Накадзима Ацуси молча следовал за Акутагавой Рюноскэ в чёрном пальто. Они шли бок о бок уже больше часа, но его спутник не проронил почти ни слова.
Нужно сказать, что для юноши, в глазах которого, казалось, существовали только пианино и нотный стан, а потом снова пианино и нотный стан, это был первый раз за много дней, когда он сам изъявил желание выйти на улицу.
А из всех сотрудников Детективного Агентства господин Дазай неизвестно в какой реке плавал, Куникида Доппо был погребён под документами, Рампо и Миядзава ушли по делам, брат и сестра Танидзаки по-прежнему не отлипали друг от друга, а отпускать Кёку с Акутагавой вдвоём он не решался. Поэтому пришлось пожертвовать своим свободным временем.
Однако более чем часовое молчание на удивление не казалось неловким.
Ах нет, пожалуй, неловко было только самому Накадзиме Ацуси.
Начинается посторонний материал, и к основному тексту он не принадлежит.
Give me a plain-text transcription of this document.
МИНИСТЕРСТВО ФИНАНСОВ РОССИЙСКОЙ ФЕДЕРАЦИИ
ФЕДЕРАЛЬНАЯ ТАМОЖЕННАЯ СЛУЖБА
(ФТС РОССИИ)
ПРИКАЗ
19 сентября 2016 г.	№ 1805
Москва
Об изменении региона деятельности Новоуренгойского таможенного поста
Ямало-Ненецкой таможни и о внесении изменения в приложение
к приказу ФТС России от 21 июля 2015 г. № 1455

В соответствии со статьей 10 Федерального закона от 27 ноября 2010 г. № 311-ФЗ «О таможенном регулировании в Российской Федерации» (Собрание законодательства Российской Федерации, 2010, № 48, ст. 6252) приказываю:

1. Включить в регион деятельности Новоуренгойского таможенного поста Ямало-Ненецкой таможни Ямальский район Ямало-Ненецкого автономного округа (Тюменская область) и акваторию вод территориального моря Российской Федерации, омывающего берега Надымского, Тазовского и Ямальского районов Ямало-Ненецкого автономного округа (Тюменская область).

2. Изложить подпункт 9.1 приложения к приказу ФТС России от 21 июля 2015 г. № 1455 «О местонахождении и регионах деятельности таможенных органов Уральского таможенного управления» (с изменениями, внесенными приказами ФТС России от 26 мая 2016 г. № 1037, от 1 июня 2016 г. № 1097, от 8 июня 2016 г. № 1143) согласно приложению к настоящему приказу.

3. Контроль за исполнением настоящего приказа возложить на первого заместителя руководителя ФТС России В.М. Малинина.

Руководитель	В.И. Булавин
Ведь Акутагава практически полностью игнорировал его присутствие, сосредоточенно держа в руках ручку и лист бумаги, оглядываясь по сторонам и время от времени черкая на бумаге какие-то значки.
— Эм, Акутагава… — Каждый раз, обращаясь к нему, Накадзима Ацуси чувствовал себя ужасно неловко, но понимал, что должен отделять этого человека от того «Чёрного бешеного пса» из Мафии. Юноша повернул голову и посмотрел на него. Его иссиня-чёрные глаза напоминали первоклассный обсидиан — чистая чернота без малейшего проблеска эмоций.
Эти тёмные, глубокие глаза уставились на него, а затем он словно в недоумении склонил голову набок.
— Куда ты всё-таки идёшь? — наконец спросил Накадзима Ацуси. Судя по всему, его спутник не выбрал конкретного направления, а просто сворачивал то на одну улицу, то в другой переулок, и за час они не обошли и половины города.
Он ведь тоже устаёт, ясно? Пусть у него и тело тигра, но такие блуждания вымотают кого угодно.
Акутагава пристально смотрел на него. Смотрел так пристально, что Накадзима Ацуси первым отвёл взгляд. Только тогда юноша медленно произнёс:
— Я ищу вдохновение для новой пьесы.
— С тех пор как я стал учиться у Учителя, я ни разу не возвращался в Иокогаму. Поэтому я хочу написать пьесу об Иокогаме, — он сделал паузу и добавил: — Чтобы потом сыграть её вместе с сестрой, когда вернусь.
Накадзима Ацуси неловко усмехнулся. Он вспомнил, как из любопытства спросил, не мог бы Акутагава немного научить его играть на пианино. Тот согласился, но сам Ацуси не выдержал и получаса — пальцы свело судорогой, казалось, они отделились от тела. Это было утомительнее, чем драться с врагами.
Однако Акутагава уже вошёл в раж и, размахивая листом с нотами, которые в глазах Ацуси были просто каракулями, принялся с жаром объяснять, где тут полифония, где используется аллегретто, в каком месте нужен октавный скачок и что выражают различные аккорды. Беловолосый юноша, готовый расплакаться, слушал поток странных, непонятных музыкальных терминов, сыпавшихся из уст собеседника, и мысленно рыдал.
Внезапно голос Акутагавы смолк. Накадзима Ацуси, погружённый в свои мысли, поднял глаза и увидел, что взгляд его спутника устремлён прямо сквозь него. Проследив за этим взглядом, он обернулся и увидел стоявшее на площади уличное пианино и человека, игравшего на нём.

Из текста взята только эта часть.